« Veil of Reality » est le genre de morceau qui donne l’impression qu’on venait de regarder dans la mauvaise direction : Apathy, Ferris Blusa et Mickey Blue ont construit ensemble quelque chose qui change légèrement la façon dont on voit les choses après l’écoute.
Certains morceaux entrent et ressortent sans laisser de trace. « Veil of Reality » fait l’inverse : il entre, s’installe, et quelque chose dans la façon dont on entend le silence après lui est légèrement différente de ce qu’elle était avant.
Mickey Blue construit d’abord. Les textures atmosphériques arrivent avec cette lenteur calculée des productions qui savent qu’elles n’ont pas besoin de se presser, que l’urgence viendra d’elle-même quand les drums tomberont. Et quand ils tombent, ils tombent avec cette autorité boom-bap qui ne négocie pas : secs, précis, sans ornement superflu. Le fond sonore est sombre mais pas nihiliste, cinématique mais pas illustratif. Mickey Blue a construit une scène, pas un décor.
Apathy arrive dessus comme quelqu’un qui connaît exactement la valeur de l’espace qu’on lui offre. Vétéran de l’underground américain, sa présence sur un morceau n’est jamais décorative : elle est structurelle. Chaque ligne est placée avec une conscience du temps et du poids qui ne s’apprend pas, qui vient de milliers d’heures de pratique et d’une intelligence naturelle du flow. La perception, la vérité, les illusions qui façonnent le quotidien : ces thèmes dans sa bouche ne ressemblent pas à de la philosophie de vestiaire mais à des observations faites depuis un endroit où on a vraiment regardé.

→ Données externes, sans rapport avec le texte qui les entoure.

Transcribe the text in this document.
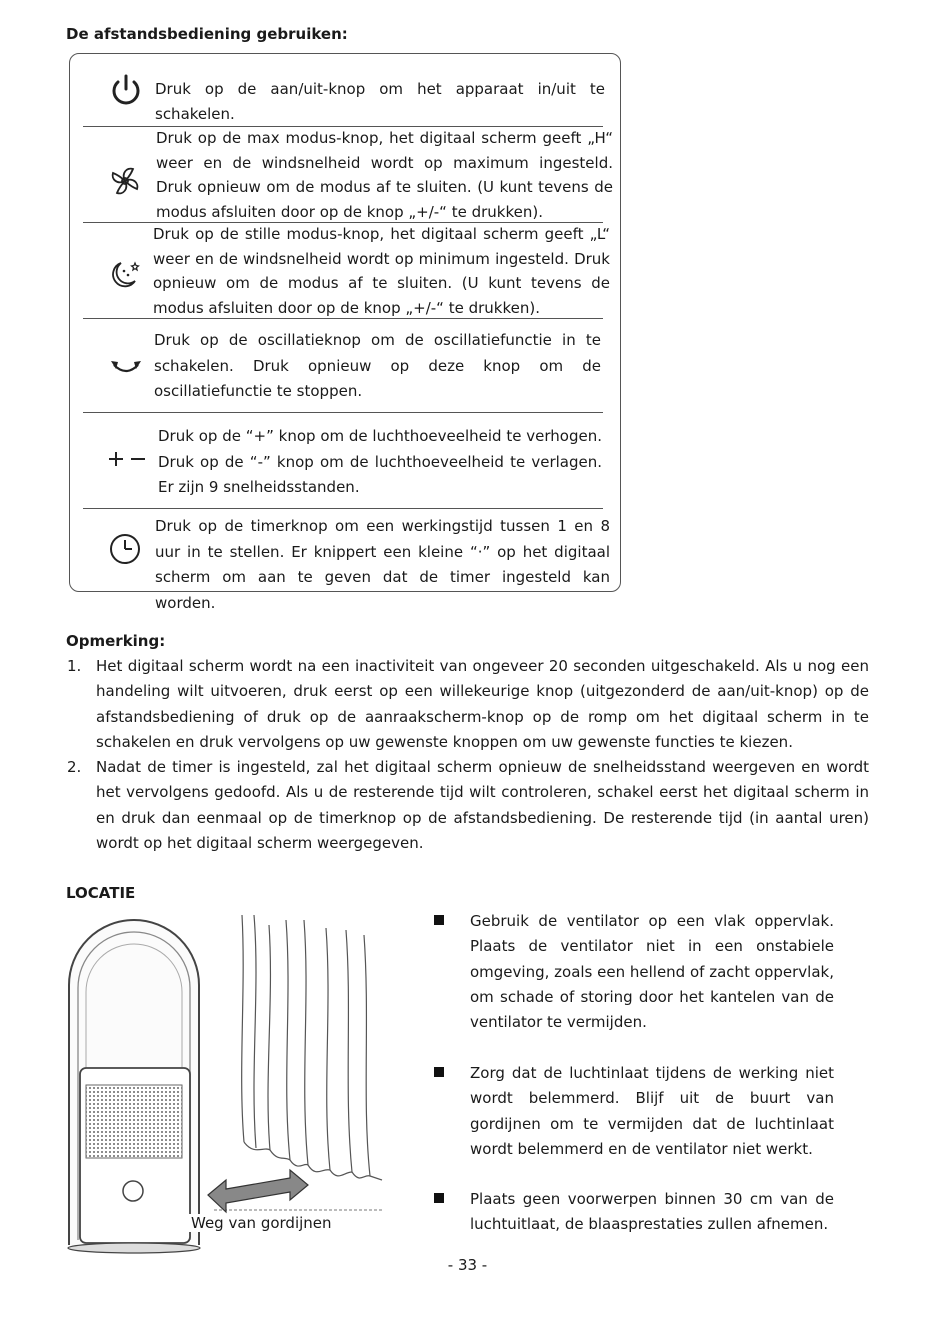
De afstandsbediening gebruiken:
Druk op de aan/uit-knop om het apparaat in/uit te schakelen.
Druk op de max modus-knop, het digitaal scherm geeft „H“ weer en de windsnelheid wordt op maximum ingesteld. Druk opnieuw om de modus af te sluiten. (U kunt tevens de modus afsluiten door op de knop „+/-“ te drukken).
Druk op de stille modus-knop, het digitaal scherm geeft „L“ weer en de windsnelheid wordt op minimum ingesteld. Druk opnieuw om de modus af te sluiten. (U kunt tevens de modus afsluiten door op de knop „+/-“ te drukken).
Druk op de oscillatieknop om de oscillatiefunctie in te schakelen. Druk opnieuw op deze knop om de oscillatiefunctie te stoppen.
Druk op de “+” knop om de luchthoeveelheid te verhogen. Druk op de “-” knop om de luchthoeveelheid te verlagen. Er zijn 9 snelheidsstanden.
Druk op de timerknop om een werkingstijd tussen 1 en 8 uur in te stellen. Er knippert een kleine “·” op het digitaal scherm om aan te geven dat de timer ingesteld kan worden.
Opmerking:
1. Het digitaal scherm wordt na een inactiviteit van ongeveer 20 seconden uitgeschakeld. Als u nog een handeling wilt uitvoeren, druk eerst op een willekeurige knop (uitgezonderd de aan/uit-knop) op de afstandsbediening of druk op de aanraakscherm-knop op de romp om het digitaal scherm in te schakelen en druk vervolgens op uw gewenste knoppen om uw gewenste functies te kiezen.
2. Nadat de timer is ingesteld, zal het digitaal scherm opnieuw de snelheidsstand weergeven en wordt het vervolgens gedoofd. Als u de resterende tijd wilt controleren, schakel eerst het digitaal scherm in en druk dan eenmaal op de timerknop op de afstandsbediening. De resterende tijd (in aantal uren) wordt op het digitaal scherm weergegeven.
LOCATIE
Weg van gordijnen
Gebruik de ventilator op een vlak oppervlak. Plaats de ventilator niet in een onstabiele omgeving, zoals een hellend of zacht oppervlak, om schade of storing door het kantelen van de ventilator te vermijden.
Zorg dat de luchtinlaat tijdens de werking niet wordt belemmerd. Blijf uit de buurt van gordijnen om te vermijden dat de luchtinlaat wordt belemmerd en de ventilator niet werkt.
Plaats geen voorwerpen binnen 30 cm van de luchtuitlaat, de blaasprestaties zullen afnemen.
- 33 -
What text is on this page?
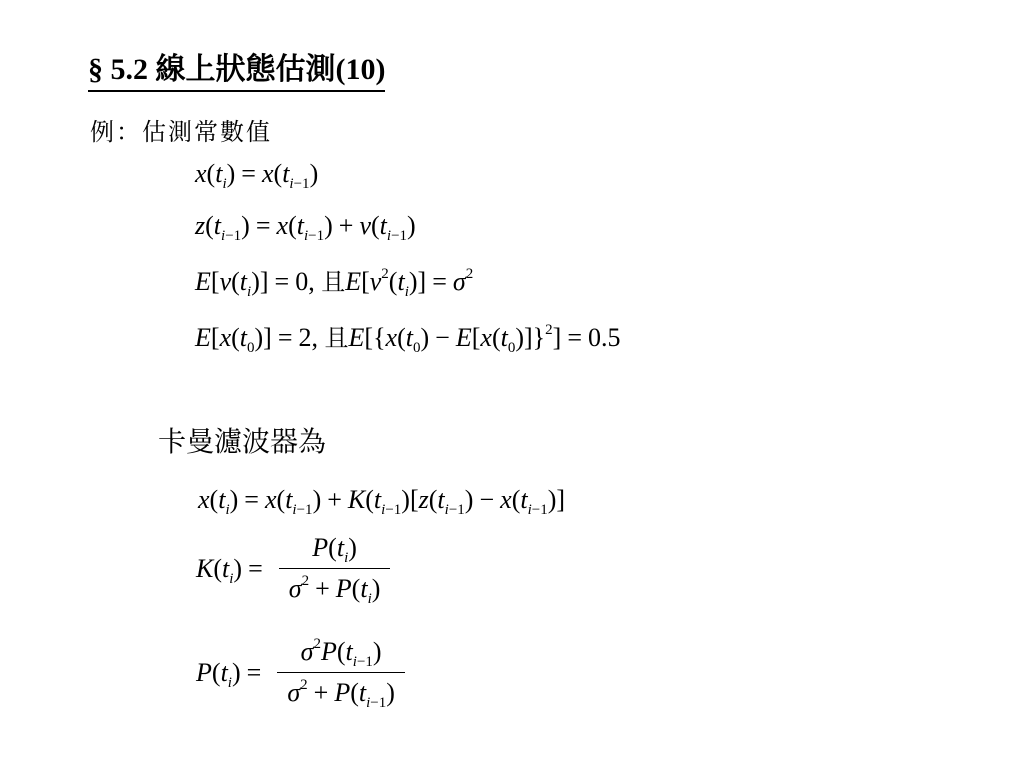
§ 5.2 線上狀態估測(10)
例：估測常數值
$x(t_i) = x(t_{i-1})$
$z(t_{i-1}) = x(t_{i-1}) + v(t_{i-1})$
$E[v(t_i)] = 0$, 且$E[v^2(t_i)] = \sigma^2$
$E[x(t_0)] = 2$, 且$E[\{x(t_0) - E[x(t_0)]\}^2] = 0.5$
卡曼濾波器為
$x(t_i) = x(t_{i-1}) + K(t_{i-1})[z(t_{i-1}) - x(t_{i-1})]$
$K(t_i) = \frac{P(t_i)}{\sigma^2 + P(t_i)}$
$P(t_i) = \frac{\sigma^2P(t_{i-1})}{\sigma^2 + P(t_{i-1})}$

Ferris Blusa apporte une énergie différente, plus abrasive dans l’attaque, plus contemporaine dans la façon d’habiter le beat. Cette complémentarité entre les deux MCs donne au morceau sa dynamique : on passe d’un registre à l’autre sans que le fond change, comme deux façons de dire la même vérité depuis des angles différents.
Je repense à cette sensation particulière qu’ont certains morceaux de boom-bap sérieux : celle de lever les yeux de ce qu’on regardait pour regarder ailleurs. Pas un sentiment de révélation, pas quelque chose de grand et de théâtral. Juste un léger déplacement du regard.
« Veil of Reality » fait ça. Discrètement mais durablement.